Entonces, como último intento, trasladé la bicicleta al otro lado de la habitación, cerca del ficus benjamina y de la ventana, que dejaba abierta de par en par para respirar el aire de la calle y recibir las clemencias o inclemencias del tiempo. Previamente había anclado una televisión de pantalla panorámica de 70 pulgadas en la pared, justo enfrente de la bicicleta. Mientras pedaleaba veía documentales que me conducían por los bellos parajes del planeta, con la ilusión de que me hallaba en medio de la naturaleza. Y tal fue el gusto que le tomé a esa experiencia que, llegado el verano, me propuse correr el Tour de Francia.

Me compré un maillot amarillo, un culotte negro y un casco fucsia para dar mayor veracidad a mi aventura, y de esa guisa vestido, a la hora en que TVE conectaba con el Tour, yo estaba allí, al lado de la ventana, frente al televisor y pedaleando, intentando seguir el ritmo de los escapados, o del pelotón, si la carrera discurría sin sobresaltos. El ficus benjamina movía sus hojas para darme ánimos. Me gustaban especialmente los días de montaña. En las subidas, aumentaba el nivel de resistencia de los pedales, y me ponía de pie sobre la bicicleta en mi ascensión a la cima; y en las bajadas, reduciendo al mínimo esa resistencia, pedaleaba frenéticamente con el cuerpo vencido sobre el manillar, como había visto que hacían los ciclistas: “A tumba abierta”, lo llaman.
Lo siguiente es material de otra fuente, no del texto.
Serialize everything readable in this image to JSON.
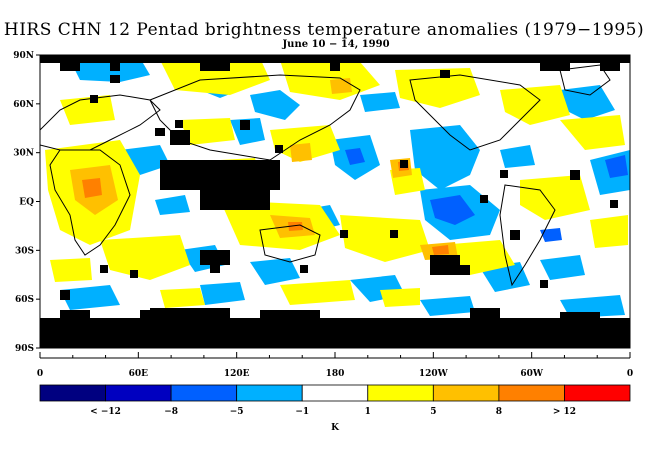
{
  "title": "HIRS CHN 12 Pentad brightness temperature anomalies (1979−1995)",
  "subtitle": "June 10 − 14, 1990",
  "map": {
    "lat_labels": [
      "90N",
      "60N",
      "30N",
      "EQ",
      "30S",
      "60S",
      "90S"
    ],
    "lon_labels": [
      "0",
      "60E",
      "120E",
      "180",
      "120W",
      "60W",
      "0"
    ]
  },
  "colorbar": {
    "colors": [
      "#000080",
      "#0000c0",
      "#0060ff",
      "#00b0ff",
      "#ffffff",
      "#ffff00",
      "#ffc000",
      "#ff8000",
      "#ff0000"
    ],
    "labels": [
      "< −12",
      "−8",
      "−5",
      "−1",
      "1",
      "5",
      "8",
      "> 12"
    ],
    "unit": "K"
  },
  "legend_colors": {
    "missing": "#000000",
    "land_outline": "#000000"
  }
}
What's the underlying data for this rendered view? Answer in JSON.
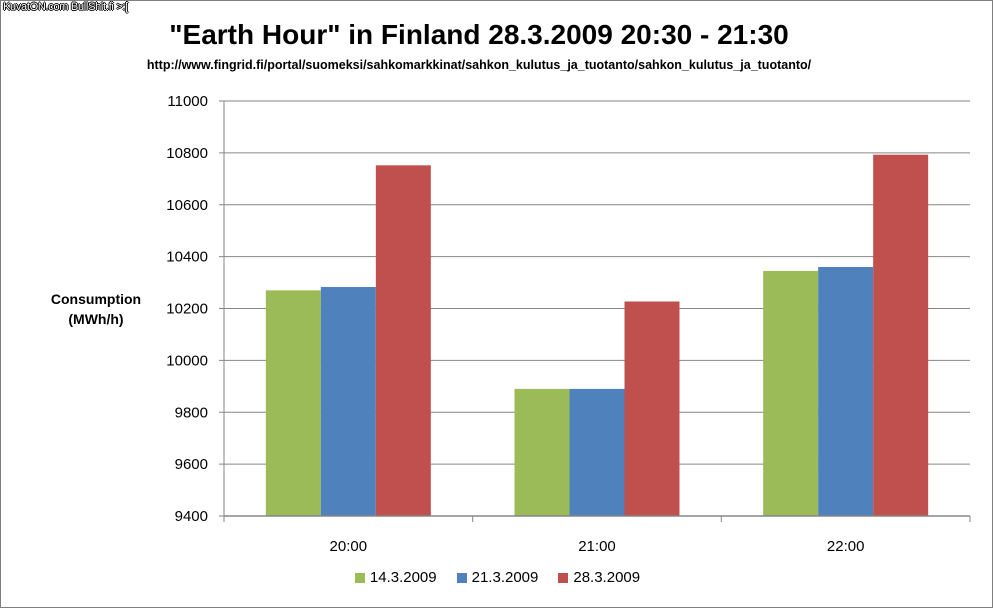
{
  "watermark": "KuvatON.com BullShit.fi >:[",
  "chart_data": {
    "type": "bar",
    "title": "\"Earth Hour\" in Finland 28.3.2009 20:30 - 21:30",
    "subtitle": "http://www.fingrid.fi/portal/suomeksi/sahkomarkkinat/sahkon_kulutus_ja_tuotanto/sahkon_kulutus_ja_tuotanto/",
    "ylabel_line1": "Consumption",
    "ylabel_line2": "(MWh/h)",
    "xlabel": "",
    "categories": [
      "20:00",
      "21:00",
      "22:00"
    ],
    "ylim": [
      9400,
      11000
    ],
    "yticks": [
      9400,
      9600,
      9800,
      10000,
      10200,
      10400,
      10600,
      10800,
      11000
    ],
    "grid": true,
    "legend_position": "bottom",
    "series": [
      {
        "name": "14.3.2009",
        "color": "#9bbb59",
        "values": [
          10270,
          9890,
          10345
        ]
      },
      {
        "name": "21.3.2009",
        "color": "#4f81bd",
        "values": [
          10283,
          9890,
          10360
        ]
      },
      {
        "name": "28.3.2009",
        "color": "#c0504d",
        "values": [
          10752,
          10227,
          10793
        ]
      }
    ]
  }
}
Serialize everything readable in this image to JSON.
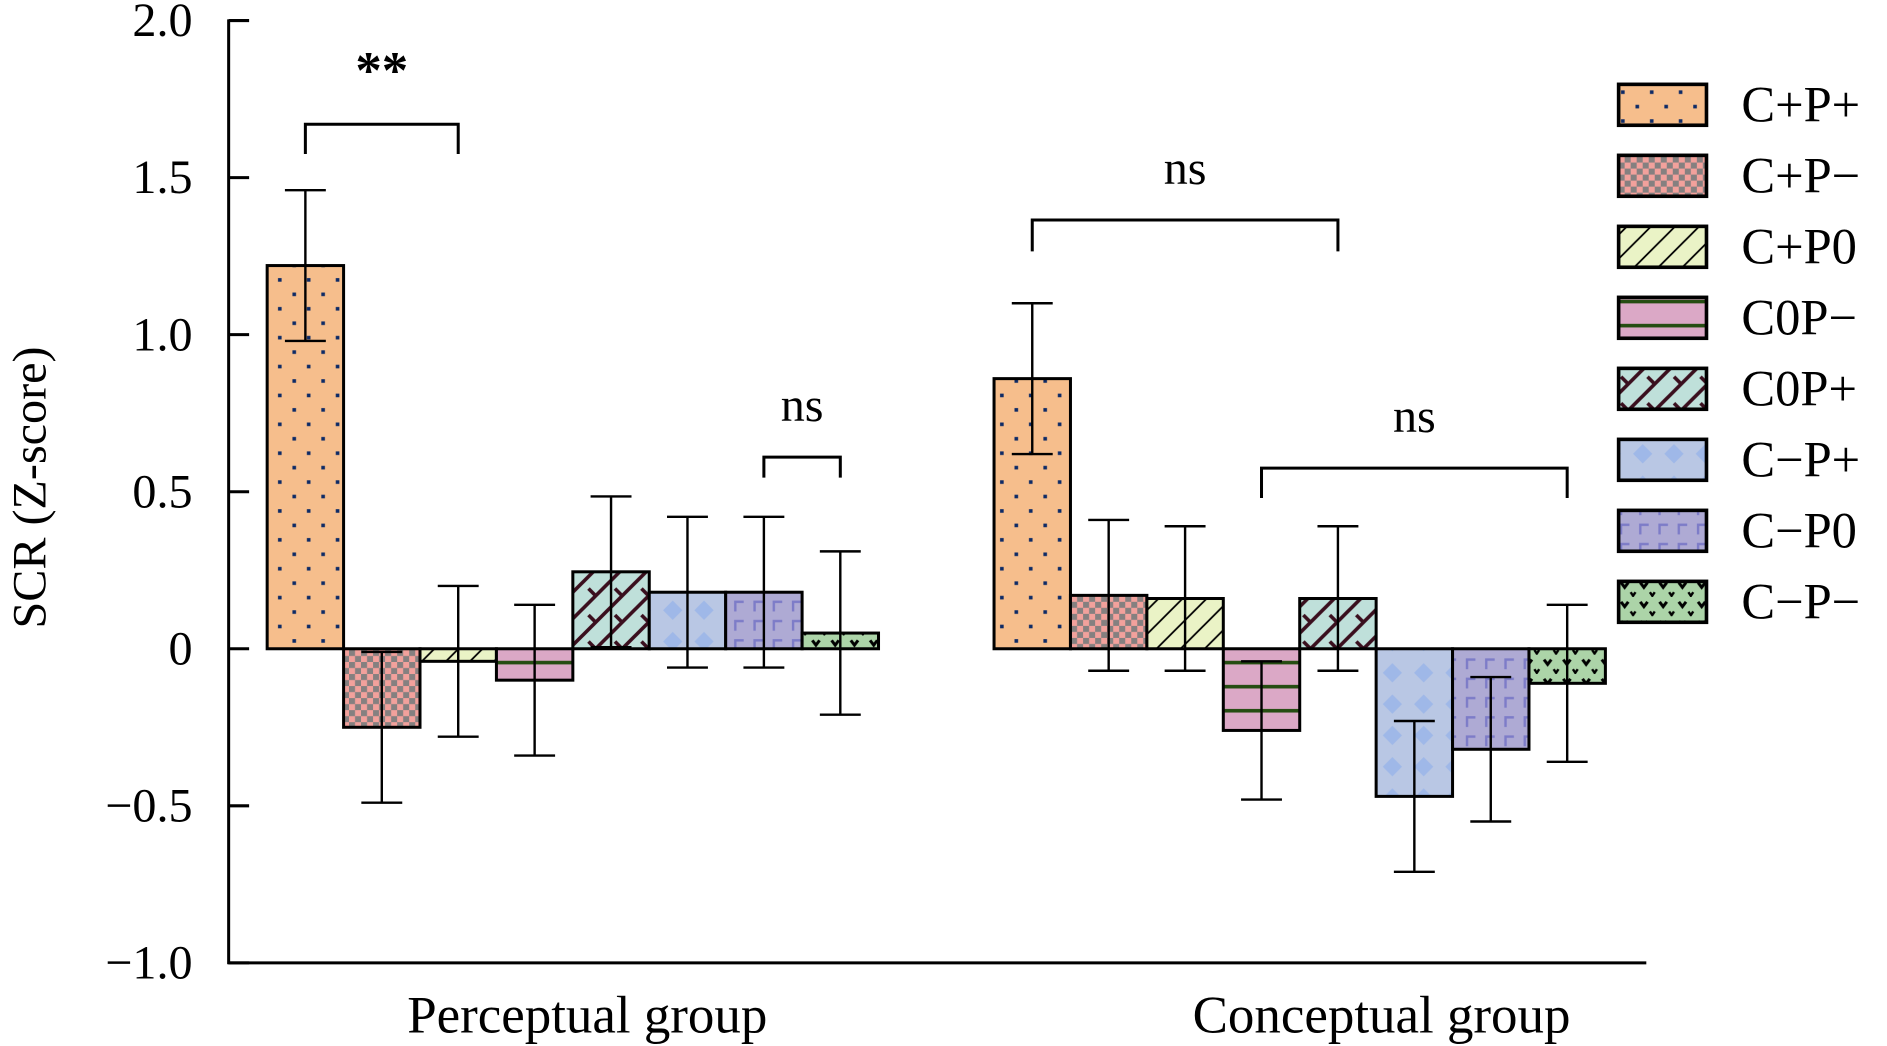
{
  "chart_data": {
    "type": "bar",
    "title": "",
    "xlabel": "",
    "ylabel": "SCR (Z-score)",
    "ylim": [
      -1.0,
      2.0
    ],
    "yticks": [
      {
        "value": 2.0,
        "label": "2.0"
      },
      {
        "value": 1.5,
        "label": "1.5"
      },
      {
        "value": 1.0,
        "label": "1.0"
      },
      {
        "value": 0.5,
        "label": "0.5"
      },
      {
        "value": 0,
        "label": "0"
      },
      {
        "value": -0.5,
        "label": "−0.5"
      },
      {
        "value": -1.0,
        "label": "−1.0"
      }
    ],
    "grid": false,
    "legend_position": "right",
    "categories": [
      "Perceptual group",
      "Conceptual group"
    ],
    "series": [
      {
        "name": "C+P+",
        "color": "#f6be8c",
        "pattern": "dots",
        "values": [
          1.22,
          0.86
        ],
        "errors": [
          0.24,
          0.24
        ]
      },
      {
        "name": "C+P−",
        "color": "#f2a19c",
        "pattern": "checker",
        "values": [
          -0.25,
          0.17
        ],
        "errors": [
          0.24,
          0.24
        ]
      },
      {
        "name": "C+P0",
        "color": "#eaf3c6",
        "pattern": "diagonal",
        "values": [
          -0.04,
          0.16
        ],
        "errors": [
          0.24,
          0.23
        ]
      },
      {
        "name": "C0P−",
        "color": "#dba8c6",
        "pattern": "horizontal",
        "values": [
          -0.1,
          -0.26
        ],
        "errors": [
          0.24,
          0.22
        ]
      },
      {
        "name": "C0P+",
        "color": "#bfe0da",
        "pattern": "weave",
        "values": [
          0.245,
          0.16
        ],
        "errors": [
          0.24,
          0.23
        ]
      },
      {
        "name": "C−P+",
        "color": "#b9c7e4",
        "pattern": "diamond",
        "values": [
          0.18,
          -0.47
        ],
        "errors": [
          0.24,
          0.24
        ]
      },
      {
        "name": "C−P0",
        "color": "#aeaad4",
        "pattern": "corner",
        "values": [
          0.18,
          -0.32
        ],
        "errors": [
          0.24,
          0.23
        ]
      },
      {
        "name": "C−P−",
        "color": "#acd4a8",
        "pattern": "vmarks",
        "values": [
          0.05,
          -0.11
        ],
        "errors": [
          0.26,
          0.25
        ]
      }
    ],
    "annotations": [
      {
        "label": "**",
        "group": 0,
        "from_series": 0,
        "to_series": 2,
        "level": 1.67,
        "leg_bottom": 1.575
      },
      {
        "label": "ns",
        "group": 0,
        "from_series": 6,
        "to_series": 7,
        "level": 0.61,
        "leg_bottom": 0.545
      },
      {
        "label": "ns",
        "group": 1,
        "from_series": 0,
        "to_series": 4,
        "level": 1.365,
        "leg_bottom": 1.265
      },
      {
        "label": "ns",
        "group": 1,
        "from_series": 3,
        "to_series": 7,
        "level": 0.575,
        "leg_bottom": 0.48
      }
    ]
  }
}
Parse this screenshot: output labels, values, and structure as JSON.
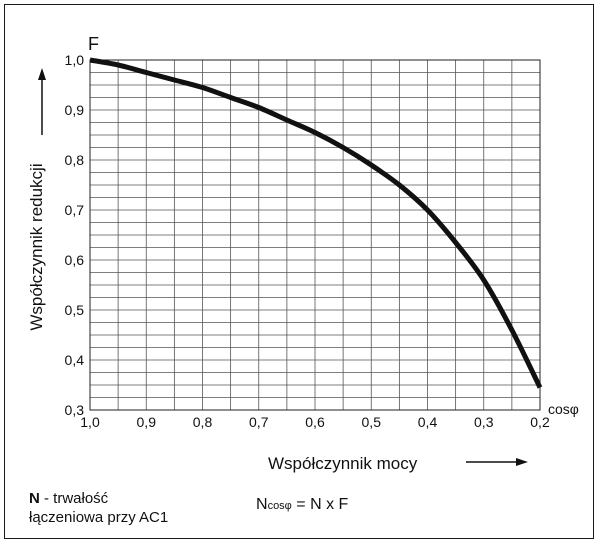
{
  "chart_data": {
    "type": "line",
    "title": "",
    "xlabel": "Współczynnik mocy",
    "xlabel_unit": "cosφ",
    "ylabel": "Współczynnik redukcji",
    "ylabel_unit": "F",
    "x_reversed": true,
    "xlim": [
      1.0,
      0.2
    ],
    "ylim": [
      0.3,
      1.0
    ],
    "x_ticks": [
      "1,0",
      "0,9",
      "0,8",
      "0,7",
      "0,6",
      "0,5",
      "0,4",
      "0,3",
      "0,2"
    ],
    "y_ticks": [
      "0,3",
      "0,4",
      "0,5",
      "0,6",
      "0,7",
      "0,8",
      "0,9",
      "1,0"
    ],
    "grid": true,
    "series": [
      {
        "x": [
          1.0,
          0.95,
          0.9,
          0.85,
          0.8,
          0.75,
          0.7,
          0.65,
          0.6,
          0.55,
          0.5,
          0.45,
          0.4,
          0.35,
          0.3,
          0.25,
          0.2
        ],
        "y": [
          1.0,
          0.99,
          0.975,
          0.96,
          0.945,
          0.925,
          0.905,
          0.88,
          0.855,
          0.825,
          0.79,
          0.75,
          0.7,
          0.635,
          0.56,
          0.46,
          0.345
        ],
        "color": "#111111"
      }
    ]
  },
  "legend_note": {
    "n_symbol": "N",
    "n_description_line1": " - trwałość",
    "n_description_line2": "łączeniowa przy AC1",
    "formula_n": "N",
    "formula_sub": "cosφ",
    "formula_rest": " = N x F"
  }
}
Realmente disfrutaba de mi personal Tour, pero un día, azares de la vida, empezó a llover sobre los cuerpos encorvados de los ciclistas, y también frente a la ventana de mi casa, por donde entraba el agua azotada por el viento. Fue grandioso seguir las ruedas de Contador y Schleck en su disputada ascensión al Tourmalet, golpeándome el agua en la cara, empapados el maillot, el culotte y el casco, hasta que pasados unos minutos dejó de llover y se dibujaron dos arcoíris: uno, en el cielo de la carrera; el otro, en el cielo que se veía desde mi ventana. Mágico momento, pero que apenas duró, pues de repente, creo que por el cruel contraste entre ese mundo virtual de la pantalla y el real en el interior de mi habitación, tomé plena conciencia del esperpéntico ciclista en que me había transformado. Así que dejé de pedalear y me bajé de la bicicleta con intención de no volver a subirme nunca más. Después consolé al ficus, que lloraba no sé si lágrimas amargas o dulces por mi deserción, y chorreando me fui a la cocina a prepararme una tila alpina, pues, según una muy optimista amiga, alivia todas las dolencias del espíritu.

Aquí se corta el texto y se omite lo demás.